Turkey slammed French weekly magazine Charlie Hebdo on Tuesday for publishing "loathsome so-called caricatures" purportedly of President Recep Tayyip Erdoğan.
"Charlie Hebdo just published a series of so-called cartoons full of despicable images purportedly of our President. We condemn this most disgusting effort by this publication to spread its cultural racism and hatred," Turkey's Communications Director Fahrettin Altun said on Twitter.
"The so-called caricatures are loathsome and they are devoid of any real sense of human decency. It's clearly the product of a xenophobic, Islamophobic and intolerant cultural environment the French leadership seems to want for their country," Altun said.

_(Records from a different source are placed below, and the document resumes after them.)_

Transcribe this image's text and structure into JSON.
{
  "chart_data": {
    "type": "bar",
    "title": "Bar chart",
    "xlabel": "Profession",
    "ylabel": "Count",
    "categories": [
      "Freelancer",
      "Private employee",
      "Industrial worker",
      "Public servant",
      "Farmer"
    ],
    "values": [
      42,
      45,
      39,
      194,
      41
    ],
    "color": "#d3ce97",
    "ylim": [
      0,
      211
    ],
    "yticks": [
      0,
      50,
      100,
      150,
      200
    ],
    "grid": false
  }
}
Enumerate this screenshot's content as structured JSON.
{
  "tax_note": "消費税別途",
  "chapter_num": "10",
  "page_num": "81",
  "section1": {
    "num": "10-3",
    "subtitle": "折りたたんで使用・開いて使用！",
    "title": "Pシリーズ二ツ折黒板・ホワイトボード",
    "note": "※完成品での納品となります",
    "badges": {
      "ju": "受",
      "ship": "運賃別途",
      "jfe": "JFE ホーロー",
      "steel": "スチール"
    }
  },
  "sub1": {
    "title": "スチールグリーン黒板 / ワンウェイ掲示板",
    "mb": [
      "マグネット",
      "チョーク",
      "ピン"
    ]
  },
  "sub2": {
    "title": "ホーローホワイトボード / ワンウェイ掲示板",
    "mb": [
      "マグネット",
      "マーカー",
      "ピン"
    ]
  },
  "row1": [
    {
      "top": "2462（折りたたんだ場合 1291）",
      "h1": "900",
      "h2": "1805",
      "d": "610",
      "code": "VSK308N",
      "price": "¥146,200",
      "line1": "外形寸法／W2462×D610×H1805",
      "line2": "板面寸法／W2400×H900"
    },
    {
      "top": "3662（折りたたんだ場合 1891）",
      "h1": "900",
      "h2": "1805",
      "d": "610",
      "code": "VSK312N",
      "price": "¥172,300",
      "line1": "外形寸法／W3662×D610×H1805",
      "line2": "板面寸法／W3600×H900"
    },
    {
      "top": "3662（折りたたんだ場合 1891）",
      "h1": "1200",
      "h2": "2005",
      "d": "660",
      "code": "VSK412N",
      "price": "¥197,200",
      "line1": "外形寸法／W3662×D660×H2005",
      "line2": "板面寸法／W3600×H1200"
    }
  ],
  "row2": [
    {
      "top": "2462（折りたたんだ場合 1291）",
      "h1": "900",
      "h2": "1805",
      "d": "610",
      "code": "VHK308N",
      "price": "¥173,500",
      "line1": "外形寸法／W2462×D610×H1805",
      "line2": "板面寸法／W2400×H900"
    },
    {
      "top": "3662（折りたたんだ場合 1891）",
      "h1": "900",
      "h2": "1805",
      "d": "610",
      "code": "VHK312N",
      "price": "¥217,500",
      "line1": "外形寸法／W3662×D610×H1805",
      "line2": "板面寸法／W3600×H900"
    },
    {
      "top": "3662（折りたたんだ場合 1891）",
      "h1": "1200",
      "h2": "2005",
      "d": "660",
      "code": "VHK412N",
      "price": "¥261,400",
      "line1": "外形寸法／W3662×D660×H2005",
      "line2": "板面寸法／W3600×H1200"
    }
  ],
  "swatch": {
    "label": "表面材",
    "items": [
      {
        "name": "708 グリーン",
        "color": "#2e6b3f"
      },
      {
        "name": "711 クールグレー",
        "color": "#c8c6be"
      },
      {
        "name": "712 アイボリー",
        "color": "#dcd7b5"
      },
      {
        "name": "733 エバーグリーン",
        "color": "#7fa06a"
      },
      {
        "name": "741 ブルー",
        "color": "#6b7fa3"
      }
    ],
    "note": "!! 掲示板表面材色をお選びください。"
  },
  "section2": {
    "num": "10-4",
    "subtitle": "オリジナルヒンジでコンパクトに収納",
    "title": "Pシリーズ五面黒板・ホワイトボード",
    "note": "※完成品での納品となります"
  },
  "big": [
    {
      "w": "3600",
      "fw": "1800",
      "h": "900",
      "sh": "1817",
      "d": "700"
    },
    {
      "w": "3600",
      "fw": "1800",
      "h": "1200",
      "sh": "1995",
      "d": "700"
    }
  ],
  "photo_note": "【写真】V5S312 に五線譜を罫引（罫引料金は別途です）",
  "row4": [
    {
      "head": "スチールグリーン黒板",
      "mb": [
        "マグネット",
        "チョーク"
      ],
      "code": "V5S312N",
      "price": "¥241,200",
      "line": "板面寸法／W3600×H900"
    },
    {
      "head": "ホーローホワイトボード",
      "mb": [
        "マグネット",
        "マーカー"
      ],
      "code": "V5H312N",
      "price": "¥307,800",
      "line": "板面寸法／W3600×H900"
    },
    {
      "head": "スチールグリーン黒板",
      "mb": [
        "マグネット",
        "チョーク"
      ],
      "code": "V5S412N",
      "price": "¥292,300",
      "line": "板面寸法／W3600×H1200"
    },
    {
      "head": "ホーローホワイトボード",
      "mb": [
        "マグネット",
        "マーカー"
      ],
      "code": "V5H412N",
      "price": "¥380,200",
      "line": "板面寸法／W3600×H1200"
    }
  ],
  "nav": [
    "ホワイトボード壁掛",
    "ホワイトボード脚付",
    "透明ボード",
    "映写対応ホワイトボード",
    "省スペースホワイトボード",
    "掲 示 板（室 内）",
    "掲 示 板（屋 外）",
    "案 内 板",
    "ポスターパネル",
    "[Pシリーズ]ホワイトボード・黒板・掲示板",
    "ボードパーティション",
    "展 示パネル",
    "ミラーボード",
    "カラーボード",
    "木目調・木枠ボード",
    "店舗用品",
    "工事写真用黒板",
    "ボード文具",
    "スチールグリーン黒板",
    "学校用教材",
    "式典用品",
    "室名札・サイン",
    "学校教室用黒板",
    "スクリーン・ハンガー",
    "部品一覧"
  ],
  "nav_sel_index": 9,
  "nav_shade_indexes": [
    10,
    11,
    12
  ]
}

While underscoring Turkey's position of being opposed to any violence and acts of terrorism against civilians, he said: "We will not remain silent in the face of disgusting attacks on our culture and religion no matter where it comes from."
"The racist, xenophobic, Islamophobic and anti-Semitic incitements will not be able to provoke us into reciprocating in kind. We refuse to bow down to your intimidation and provocations based on your perceived victimhood," he added.
"We call on all sensible European friends to fight back against this kind of primitive cultural racism, intellectual barrenness and uncivilized discourse."
Presidential Spokesperson Ibrahim Kalın on Tuesday said Charlie Hebdo has no respect for any religion or value.
"These actions only reveal their own immorality," Kalın said on his Twitter account, calling on anyone "who is sensible" to condemn this "disgusting" publishing.
Charlie Hebdo, a left-wing French satirical magazine infamous for publishing anti-Islamic caricatures has drawn widespread anger and outrage across the Muslim world.
Earlier this year, it republished cartoons insulting Islam and Prophet Muhammad. The caricatures were first published in 2006 by the Danish newspaper Jyllands-Posten, sparking a wave of protests.
On Wednesday, Turkish prosecutors also launched a probe against Charlie Hebdo for defamatory "cartoons" depicting Erdoğan.
Defense Minister Hulusi Akar condemned the move Wednesday as well, pointing out that Charlie Hebdo is a magazine that systematically targets Islam.
Akar said by acting this way, the magazine overlooked the founding principles of the EU as well.
"This is the satirical version of terrorism," Akar highlighted, adding that the group that suffers the most from such Islamophobic actions is the Muslims in France who make up a large part of the country's population.